President Biden used his first day in office to send Congress another comprehensive immigration reform bill. But this is no longer Reagan’s America. Globalization and automation have deprived rural America of economic opportunity and decimated much of the industrial heartland. Immigration has more than doubled the non-white share of the population.

The secure white majorities that held uncontested power in the 1980s feel much more insecure today. While they may not have given Republicans the landslides they hoped for in the midterms, they retain substantial political power. And they don’t want America to get any browner.

This posture is hardly unique to America. Immigration is also roiling white majorities across much of Europe. Italy and France have been playing hot-potato with ships carrying migrants from North Africa. Britons, whose desperation to “take back control of our borders” led them to leave the European Union, are paying France to keep tens of thousands of migrants from launching in dinghies across the English channel.

Immigration is reshaping the politics of the so-called liberal democracies of the West. From Trump to Hungary’s Viktor Orban and Italy’s Giorgia Meloni, the hostility of aging white natives toward the change immigrants represent is propelling authoritarian regimes that promise to protect natives from outsiders.
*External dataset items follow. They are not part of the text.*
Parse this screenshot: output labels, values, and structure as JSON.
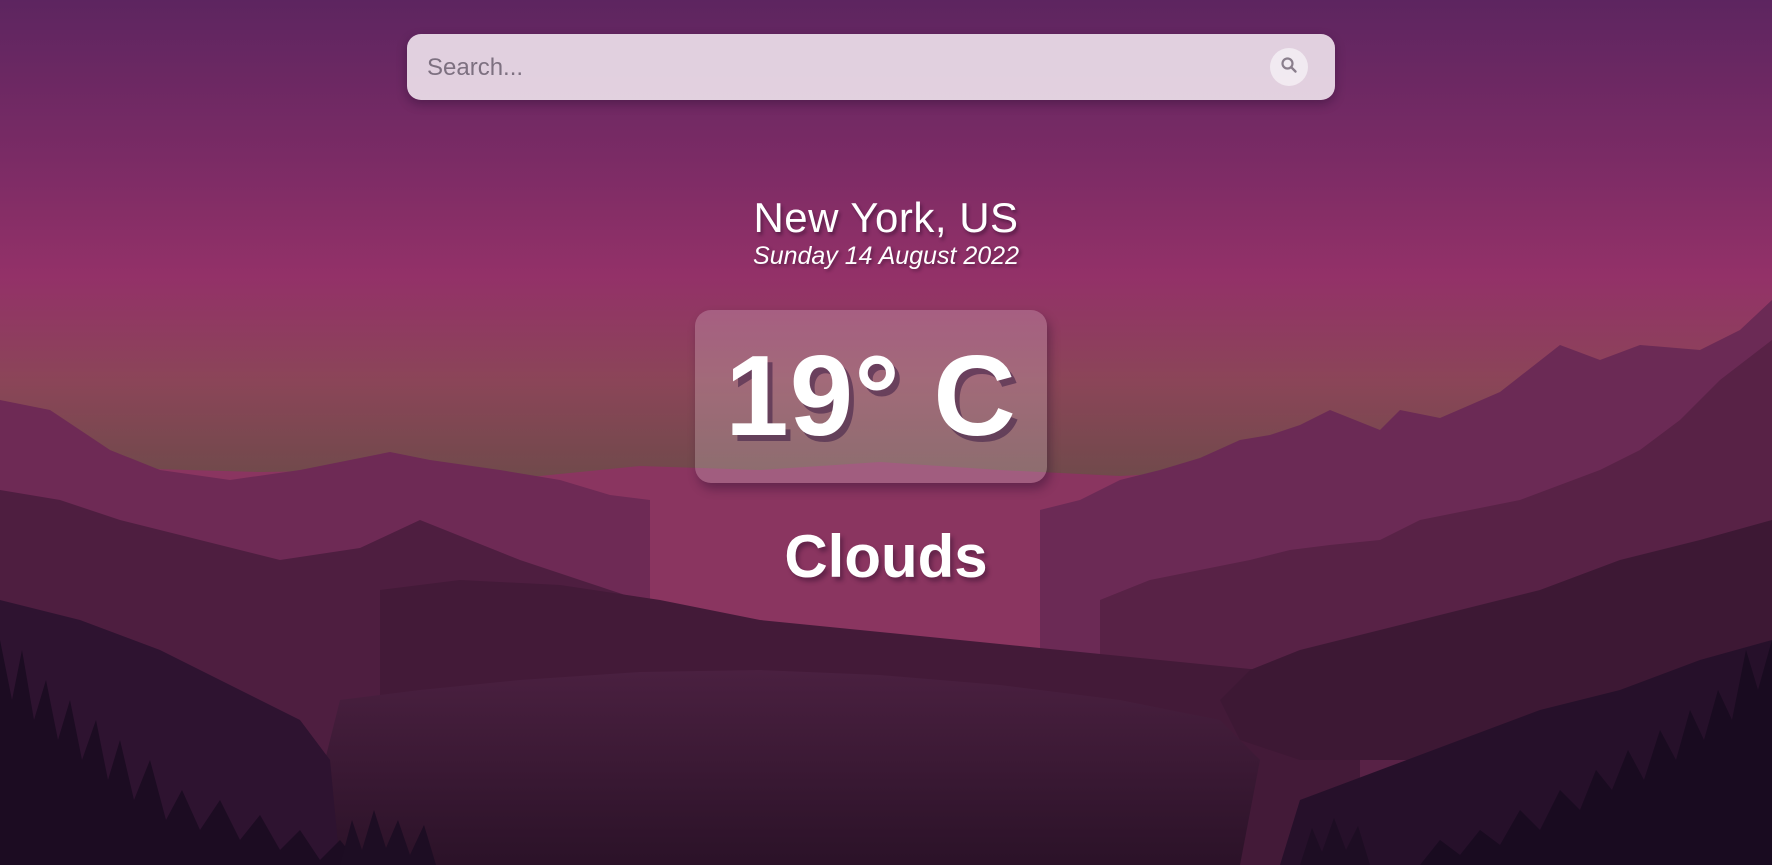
{
  "search": {
    "placeholder": "Search..."
  },
  "weather": {
    "location": "New York, US",
    "date": "Sunday 14 August 2022",
    "temperature": "19° C",
    "condition": "Clouds"
  },
  "icons": {
    "search": "search-icon"
  },
  "colors": {
    "sky_top": "#5c2560",
    "sky_mid": "#933168",
    "horizon": "#7a5a52",
    "mountain_far": "#74304f",
    "mountain_dark": "#2a1428"
  }
}
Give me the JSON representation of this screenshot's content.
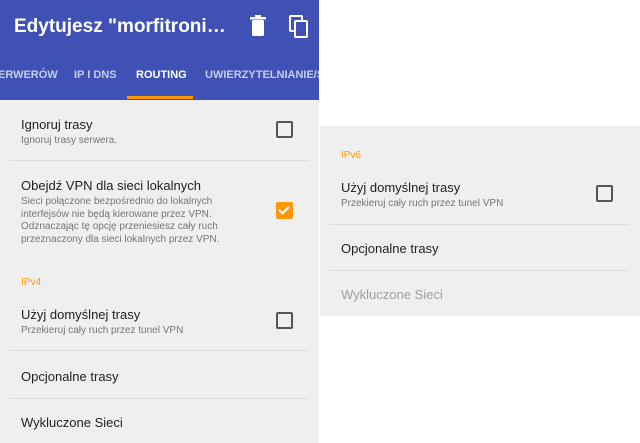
{
  "left": {
    "appbar": {
      "title": "Edytujesz \"morfitronik-cli…",
      "icons": [
        "trash-icon",
        "copy-icon"
      ]
    },
    "tabs": [
      {
        "label": "ERWERÓW",
        "active": false
      },
      {
        "label": "IP I DNS",
        "active": false
      },
      {
        "label": "ROUTING",
        "active": true
      },
      {
        "label": "UWIERZYTELNIANIE/SZ",
        "active": false
      }
    ],
    "prefs": {
      "ignore_routes": {
        "title": "Ignoruj trasy",
        "summary": "Ignoruj trasy serwera.",
        "checked": false
      },
      "bypass_vpn": {
        "title": "Obejdź VPN dla sieci lokalnych",
        "summary_lines": [
          "Sieci połączone bezpośrednio do lokalnych",
          "interfejsów nie będą kierowane przez VPN.",
          "Odznaczając tę opcję przeniesiesz cały ruch",
          "przeznaczony dla sieci lokalnych przez VPN."
        ],
        "checked": true
      },
      "section_ipv4": "IPv4",
      "default_route": {
        "title": "Użyj domyślnej trasy",
        "summary": "Przekieruj cały ruch przez tunel VPN",
        "checked": false
      },
      "optional_routes": {
        "title": "Opcjonalne trasy"
      },
      "excluded_networks": {
        "title": "Wykluczone Sieci"
      }
    }
  },
  "right": {
    "section_ipv6": "IPv6",
    "default_route": {
      "title": "Użyj domyślnej trasy",
      "summary": "Przekieruj cały ruch przez tunel VPN",
      "checked": false
    },
    "optional_routes": {
      "title": "Opcjonalne trasy"
    },
    "excluded_networks": {
      "title": "Wykluczone Sieci",
      "disabled": true
    }
  },
  "colors": {
    "appbar": "#3f51b5",
    "accent": "#ff9800",
    "background": "#efefef"
  }
}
This presents a critical challenge for liberalism in the U.S. and beyond. Forty-two million people in Latin America say they would like to migrate to the U.S., according to Gallup. A set of interlocking challenges, from conflict to climate change, is pushing millions out of Africa in search of a more secure, dignified life elsewhere. Migration pressures will not let up.

The midterm elections, however, do offer a glimmer of hope. Further immigration may exacerbate the racial and ethnic paranoia shaping the politics of MAGA America. But on Nov. 8 voters presented an image of a nation that can evaluate its self-interest and check its darker passions.

In terms of economic well being, Americans’ self-interest calls for more immigrants, not fewer.

Foreign-born residents make up more than 18 percent of the non-farm labor force, up from less than 15 percent in 2005.

Without new immigrants, the Pew Research Center forecast, the working age population will shrink to 166 million in 2035 from 173 million in 2015.

Aging, ailing Americans will have a hard time finding the nurses and home health aides they need.

They already do.

There are many many immigrants who would love to come do the job and help the U.S. — including MAGA America — become a more prosperous place. Sooner or later, a majority of American voters, and the politicians who represent them, will have no choice but to support legislation embracing that reality.

Eduardo Porter is a Bloomberg Opinion columnist covering Latin America, U.S. economic policy and immigration. He is the author of “American Poison: How Racial Hostility Destroyed Our Promise” and “The Price of Everything: Finding Method in the Madness of What Things Cost.”